Mr. Lloyd George suggested that this could be done by a Finnish force.

M. Tchaykowsky said that if the appearance of Finns in Petrograd be inevitable, then Russian forces should also be there; otherwise a very delicate and complicated situation would arise seeing that the Finns are now claiming Russian territories.

[Page 551]

General Wilson here produced a map on which he pointed out the line showing the present extent of the Finnish claims. It included not only the whole of Carelia but the whole Murman Coast and the Kola Peninsula, also cutting the White Sea from the Kerne Town to the Gorge of the Sea.

Other approaches to Petrograd being mentioned, M. Tchaykowsky answered some detailed questions as [to?] the number of Russian forces available among the Russian prisoners of war now in Germany and also among Russian troops in Esthonia.

Villa Majestic, Paris, May 10, 1919.
(Revised May 15, 1919).

Appendix to CF–7


Telegram From M. Serafimof to the Minister of Foreign Affairs of the Denekin Government (Sazonov)

302. Neratoff telegraphs as follows under No. 575:

Upon the initiative of the representatives of the Allied Governments, the commander in chief on April 10/23, 1919 sent to the American Colonel Riggs5 as well as to the chiefs of the French and British military missions the text of the following declaration of which the terms were suggested by the Allied representatives:6

“I request you to inform your Government of the ends purposed by the High Command of the Armed Forces of Southern Russia in their struggle with the power of the Soviets and in their governmental activity.

The abolition of the Bolshevik anarchy and the restoration of law and order in the country.
Reconstitution of the Russian army and of a strong and indivisible Russia.
Convocation of a National Assembly on the basis of universal suffrage.
Institution of a decentralized government through regional autonomy and a large measure of local self-government.
Guarantee of complete civil and religious liberty.
The immediate undertaking of an agrarian reform intended to satisfy the needs of the agricultural population.
The immediate application of labor legislation guaranteeing the working class against exploitation by the state or by capital.”

[Page 552]

This declaration bears the signatures of the commander in chief and of all the members of the Special Council. It has been made public here. End of Neratoff telegram.

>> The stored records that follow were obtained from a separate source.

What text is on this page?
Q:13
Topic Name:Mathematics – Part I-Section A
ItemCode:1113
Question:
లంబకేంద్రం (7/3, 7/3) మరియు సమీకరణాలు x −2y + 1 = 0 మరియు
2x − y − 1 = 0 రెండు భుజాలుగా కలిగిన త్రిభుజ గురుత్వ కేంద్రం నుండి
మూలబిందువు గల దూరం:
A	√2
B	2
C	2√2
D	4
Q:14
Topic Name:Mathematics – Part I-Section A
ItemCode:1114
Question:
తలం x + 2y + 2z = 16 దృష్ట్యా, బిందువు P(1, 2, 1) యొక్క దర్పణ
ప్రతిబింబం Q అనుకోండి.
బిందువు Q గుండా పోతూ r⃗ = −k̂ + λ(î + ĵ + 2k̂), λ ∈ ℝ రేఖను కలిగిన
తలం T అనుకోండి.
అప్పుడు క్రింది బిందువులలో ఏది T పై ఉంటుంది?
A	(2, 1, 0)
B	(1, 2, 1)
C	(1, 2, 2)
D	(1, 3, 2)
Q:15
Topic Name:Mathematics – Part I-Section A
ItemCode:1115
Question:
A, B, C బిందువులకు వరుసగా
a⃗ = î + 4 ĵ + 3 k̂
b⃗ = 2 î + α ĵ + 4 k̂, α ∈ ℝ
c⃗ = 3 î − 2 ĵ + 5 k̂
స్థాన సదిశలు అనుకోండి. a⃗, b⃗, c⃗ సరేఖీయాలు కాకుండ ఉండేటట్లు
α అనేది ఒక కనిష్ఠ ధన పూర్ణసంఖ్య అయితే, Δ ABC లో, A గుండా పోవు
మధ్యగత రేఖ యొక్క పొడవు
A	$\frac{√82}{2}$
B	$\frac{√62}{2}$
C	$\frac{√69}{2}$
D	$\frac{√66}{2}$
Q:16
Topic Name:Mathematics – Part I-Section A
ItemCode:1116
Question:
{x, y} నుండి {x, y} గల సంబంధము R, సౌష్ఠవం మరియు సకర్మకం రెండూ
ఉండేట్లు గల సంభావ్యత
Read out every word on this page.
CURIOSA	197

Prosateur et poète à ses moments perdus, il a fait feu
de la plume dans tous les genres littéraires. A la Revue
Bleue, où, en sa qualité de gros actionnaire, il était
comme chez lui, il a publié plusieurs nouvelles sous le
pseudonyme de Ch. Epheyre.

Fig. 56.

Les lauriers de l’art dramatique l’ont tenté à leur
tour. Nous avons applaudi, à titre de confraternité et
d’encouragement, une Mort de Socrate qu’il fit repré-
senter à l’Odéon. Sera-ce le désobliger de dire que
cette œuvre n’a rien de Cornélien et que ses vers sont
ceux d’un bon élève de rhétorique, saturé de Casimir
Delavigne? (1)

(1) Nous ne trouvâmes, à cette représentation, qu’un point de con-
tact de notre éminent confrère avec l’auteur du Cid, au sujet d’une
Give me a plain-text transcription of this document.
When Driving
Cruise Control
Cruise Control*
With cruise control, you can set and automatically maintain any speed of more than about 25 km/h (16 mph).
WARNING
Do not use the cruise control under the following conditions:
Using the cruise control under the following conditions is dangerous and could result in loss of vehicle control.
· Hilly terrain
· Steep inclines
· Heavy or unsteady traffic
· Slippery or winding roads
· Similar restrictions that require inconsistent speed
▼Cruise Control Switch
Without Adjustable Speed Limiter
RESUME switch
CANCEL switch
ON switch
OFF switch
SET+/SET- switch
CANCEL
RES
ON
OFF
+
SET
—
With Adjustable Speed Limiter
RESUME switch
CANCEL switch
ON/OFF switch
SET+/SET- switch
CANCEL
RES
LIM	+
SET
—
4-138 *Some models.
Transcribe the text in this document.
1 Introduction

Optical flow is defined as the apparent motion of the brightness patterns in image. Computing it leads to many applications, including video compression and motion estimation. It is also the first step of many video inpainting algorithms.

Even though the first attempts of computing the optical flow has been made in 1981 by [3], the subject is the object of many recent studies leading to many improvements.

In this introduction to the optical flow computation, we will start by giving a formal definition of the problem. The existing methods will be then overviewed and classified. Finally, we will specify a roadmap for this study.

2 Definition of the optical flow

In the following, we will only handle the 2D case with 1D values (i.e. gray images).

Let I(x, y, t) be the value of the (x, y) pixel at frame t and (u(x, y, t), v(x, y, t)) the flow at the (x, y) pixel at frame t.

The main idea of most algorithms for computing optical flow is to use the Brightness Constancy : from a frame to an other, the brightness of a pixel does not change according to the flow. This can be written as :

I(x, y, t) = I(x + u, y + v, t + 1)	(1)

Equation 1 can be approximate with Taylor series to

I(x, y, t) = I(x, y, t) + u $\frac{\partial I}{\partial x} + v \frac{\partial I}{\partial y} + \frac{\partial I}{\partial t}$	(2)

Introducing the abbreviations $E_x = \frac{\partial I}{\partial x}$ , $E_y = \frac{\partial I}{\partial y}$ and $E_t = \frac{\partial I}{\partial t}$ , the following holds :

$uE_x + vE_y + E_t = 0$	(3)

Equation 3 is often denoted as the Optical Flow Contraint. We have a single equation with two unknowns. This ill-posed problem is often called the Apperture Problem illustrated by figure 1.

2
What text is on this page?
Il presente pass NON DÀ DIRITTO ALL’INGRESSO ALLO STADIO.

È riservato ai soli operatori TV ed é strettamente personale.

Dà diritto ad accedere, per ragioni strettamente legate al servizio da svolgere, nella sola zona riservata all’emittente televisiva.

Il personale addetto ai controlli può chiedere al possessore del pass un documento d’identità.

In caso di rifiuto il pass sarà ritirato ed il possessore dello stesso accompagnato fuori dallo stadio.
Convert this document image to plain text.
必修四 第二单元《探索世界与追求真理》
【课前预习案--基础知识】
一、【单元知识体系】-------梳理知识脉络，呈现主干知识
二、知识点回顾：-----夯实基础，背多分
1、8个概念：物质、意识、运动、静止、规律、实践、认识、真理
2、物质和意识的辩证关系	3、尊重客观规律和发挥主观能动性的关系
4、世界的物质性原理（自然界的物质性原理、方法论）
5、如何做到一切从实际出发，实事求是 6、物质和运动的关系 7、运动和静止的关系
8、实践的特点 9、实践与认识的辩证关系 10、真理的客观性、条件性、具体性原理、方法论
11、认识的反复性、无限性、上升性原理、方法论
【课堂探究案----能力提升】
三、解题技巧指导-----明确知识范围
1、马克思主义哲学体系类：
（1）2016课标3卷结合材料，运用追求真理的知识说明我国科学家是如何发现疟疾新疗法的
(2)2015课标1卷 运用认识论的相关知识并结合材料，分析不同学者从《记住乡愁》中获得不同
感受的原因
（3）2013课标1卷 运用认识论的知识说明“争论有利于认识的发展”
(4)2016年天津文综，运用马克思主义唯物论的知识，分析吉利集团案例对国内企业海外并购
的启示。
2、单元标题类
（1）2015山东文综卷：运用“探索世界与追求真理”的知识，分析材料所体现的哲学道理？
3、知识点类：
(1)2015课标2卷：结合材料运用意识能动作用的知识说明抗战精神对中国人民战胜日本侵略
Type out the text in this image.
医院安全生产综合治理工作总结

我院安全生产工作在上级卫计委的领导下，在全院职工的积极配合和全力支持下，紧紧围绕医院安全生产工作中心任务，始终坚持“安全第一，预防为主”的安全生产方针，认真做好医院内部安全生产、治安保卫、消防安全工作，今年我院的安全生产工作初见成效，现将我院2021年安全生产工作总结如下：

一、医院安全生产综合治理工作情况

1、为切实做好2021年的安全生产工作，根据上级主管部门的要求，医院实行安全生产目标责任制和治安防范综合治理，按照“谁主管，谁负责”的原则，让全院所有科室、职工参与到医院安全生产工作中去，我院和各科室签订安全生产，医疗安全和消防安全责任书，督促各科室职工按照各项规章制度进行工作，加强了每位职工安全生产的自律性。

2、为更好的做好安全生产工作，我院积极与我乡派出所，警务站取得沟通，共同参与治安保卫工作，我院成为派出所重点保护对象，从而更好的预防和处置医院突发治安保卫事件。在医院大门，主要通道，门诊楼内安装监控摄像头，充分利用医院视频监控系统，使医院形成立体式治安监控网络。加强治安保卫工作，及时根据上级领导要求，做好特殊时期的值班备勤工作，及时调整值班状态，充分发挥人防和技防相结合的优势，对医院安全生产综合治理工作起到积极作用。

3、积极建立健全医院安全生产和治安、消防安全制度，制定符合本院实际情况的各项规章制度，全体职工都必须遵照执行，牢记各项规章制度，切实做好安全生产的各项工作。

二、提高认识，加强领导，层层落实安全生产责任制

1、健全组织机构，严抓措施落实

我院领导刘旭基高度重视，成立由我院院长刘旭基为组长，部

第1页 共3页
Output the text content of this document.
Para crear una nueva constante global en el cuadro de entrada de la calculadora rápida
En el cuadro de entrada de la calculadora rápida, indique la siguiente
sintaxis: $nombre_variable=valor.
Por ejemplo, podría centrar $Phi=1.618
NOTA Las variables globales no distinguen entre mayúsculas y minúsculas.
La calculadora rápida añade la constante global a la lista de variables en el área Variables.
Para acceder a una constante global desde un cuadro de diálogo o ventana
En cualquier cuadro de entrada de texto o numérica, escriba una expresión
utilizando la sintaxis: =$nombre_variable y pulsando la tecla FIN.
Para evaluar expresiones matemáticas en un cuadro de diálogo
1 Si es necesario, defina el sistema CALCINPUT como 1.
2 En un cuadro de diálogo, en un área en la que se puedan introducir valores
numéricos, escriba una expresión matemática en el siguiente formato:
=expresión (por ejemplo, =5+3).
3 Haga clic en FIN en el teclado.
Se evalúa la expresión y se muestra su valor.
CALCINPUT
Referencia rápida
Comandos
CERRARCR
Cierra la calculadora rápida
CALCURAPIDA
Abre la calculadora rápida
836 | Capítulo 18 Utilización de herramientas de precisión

  1. Acting Minister for Foreign Affairs of the Denikin government.
  2. Maj. Gen. Ivanov-Rinov, commander of all the Russian troops in Eastern Siberia supporting the Kolchak government.
  3. British Lord President of the Council and Acting Secretary of State for Foreign Affairs.
  4. Translation from the French supplied by the editors.
  5. Lt. Col. E. F. Riggs, Chief of the American Mission to South Russia.
  6. The text of the same declaration was received in a telegram of May 2, 1919, from Consul Jenkins at Odessa; see Foreign Relations, 1919, Russia, p. 761.